Ya en Ezeiza, escuchamos los bocinazos que marcan el segundo gol de Argentina contra México. Ya estamos casi en cuartos. En el hall central del aeropuerto internacional Ministro Pestarini ya están desde temprano las delegaciones de Paraguay y Chile.
Los argentinos habían tenido la oportunidad de compartir unos días con la delegación de Uruguay, y en Ezeiza ya eran todos amigos, los otros pasajeros preguntan quienes son y que van a hacer a Sudáfrica. Ellos orgullosos cuentan que van a representar a sus países. Palabras de felicitaciones y aliento, conversaciones aquí y allá.
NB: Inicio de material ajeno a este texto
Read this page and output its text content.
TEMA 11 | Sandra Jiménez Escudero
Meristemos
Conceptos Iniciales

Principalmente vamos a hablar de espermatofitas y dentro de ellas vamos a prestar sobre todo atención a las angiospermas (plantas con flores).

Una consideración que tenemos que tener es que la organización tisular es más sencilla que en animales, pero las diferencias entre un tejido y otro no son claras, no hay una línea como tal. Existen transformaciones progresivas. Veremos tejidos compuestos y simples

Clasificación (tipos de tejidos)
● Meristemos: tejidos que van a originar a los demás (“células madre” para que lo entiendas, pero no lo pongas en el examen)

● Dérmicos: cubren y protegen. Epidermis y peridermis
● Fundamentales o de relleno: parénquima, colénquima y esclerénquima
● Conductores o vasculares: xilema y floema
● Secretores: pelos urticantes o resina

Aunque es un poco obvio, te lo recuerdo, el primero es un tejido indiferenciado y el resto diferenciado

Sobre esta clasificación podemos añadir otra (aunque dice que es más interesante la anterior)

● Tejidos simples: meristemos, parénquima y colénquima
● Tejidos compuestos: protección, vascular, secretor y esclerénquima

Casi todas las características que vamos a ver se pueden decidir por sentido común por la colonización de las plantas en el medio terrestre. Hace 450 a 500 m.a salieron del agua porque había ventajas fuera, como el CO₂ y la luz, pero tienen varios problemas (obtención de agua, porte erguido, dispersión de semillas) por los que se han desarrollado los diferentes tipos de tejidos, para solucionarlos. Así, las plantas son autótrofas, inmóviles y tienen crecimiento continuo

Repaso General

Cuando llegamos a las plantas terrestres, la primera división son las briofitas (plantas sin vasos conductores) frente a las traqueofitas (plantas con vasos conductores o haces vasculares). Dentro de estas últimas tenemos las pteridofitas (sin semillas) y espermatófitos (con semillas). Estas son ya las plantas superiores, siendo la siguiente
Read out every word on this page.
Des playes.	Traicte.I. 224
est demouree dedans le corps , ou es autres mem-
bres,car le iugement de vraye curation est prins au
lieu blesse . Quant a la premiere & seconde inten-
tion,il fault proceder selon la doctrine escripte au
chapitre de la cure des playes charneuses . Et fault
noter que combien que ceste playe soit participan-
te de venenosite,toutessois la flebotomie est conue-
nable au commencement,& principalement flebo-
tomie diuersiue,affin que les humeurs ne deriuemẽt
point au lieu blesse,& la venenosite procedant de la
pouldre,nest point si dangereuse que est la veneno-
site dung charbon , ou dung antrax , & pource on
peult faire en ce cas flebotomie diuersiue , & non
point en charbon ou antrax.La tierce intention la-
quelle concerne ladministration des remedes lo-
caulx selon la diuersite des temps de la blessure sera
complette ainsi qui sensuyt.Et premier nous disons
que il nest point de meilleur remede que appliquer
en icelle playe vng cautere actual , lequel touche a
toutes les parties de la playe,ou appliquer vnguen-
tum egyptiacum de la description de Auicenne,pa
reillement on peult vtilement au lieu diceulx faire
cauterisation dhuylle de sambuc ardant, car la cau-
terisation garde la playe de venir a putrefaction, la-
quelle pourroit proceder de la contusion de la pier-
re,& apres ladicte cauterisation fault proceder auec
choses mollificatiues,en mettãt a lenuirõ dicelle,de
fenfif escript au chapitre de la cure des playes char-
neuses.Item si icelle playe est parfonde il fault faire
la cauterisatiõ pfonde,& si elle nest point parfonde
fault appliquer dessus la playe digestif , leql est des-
Comienza el embarque. Para todos los chicos y chicas, argentinos, uruguayos, paraguayos y chilenos es la primera vez que van a subir a un avión. Nervios, excitación, caras de sorpresa, algunas de susto, otras de ansiedad. Se acomodan en sus asientos, las luces se apagan para el despegue, flashes ... muchos flashes. El avión empieza a carretear y cada vez más rápido hasta que levanta la nariz ... Gritos, aplausos, risas ... El viaje comenzó!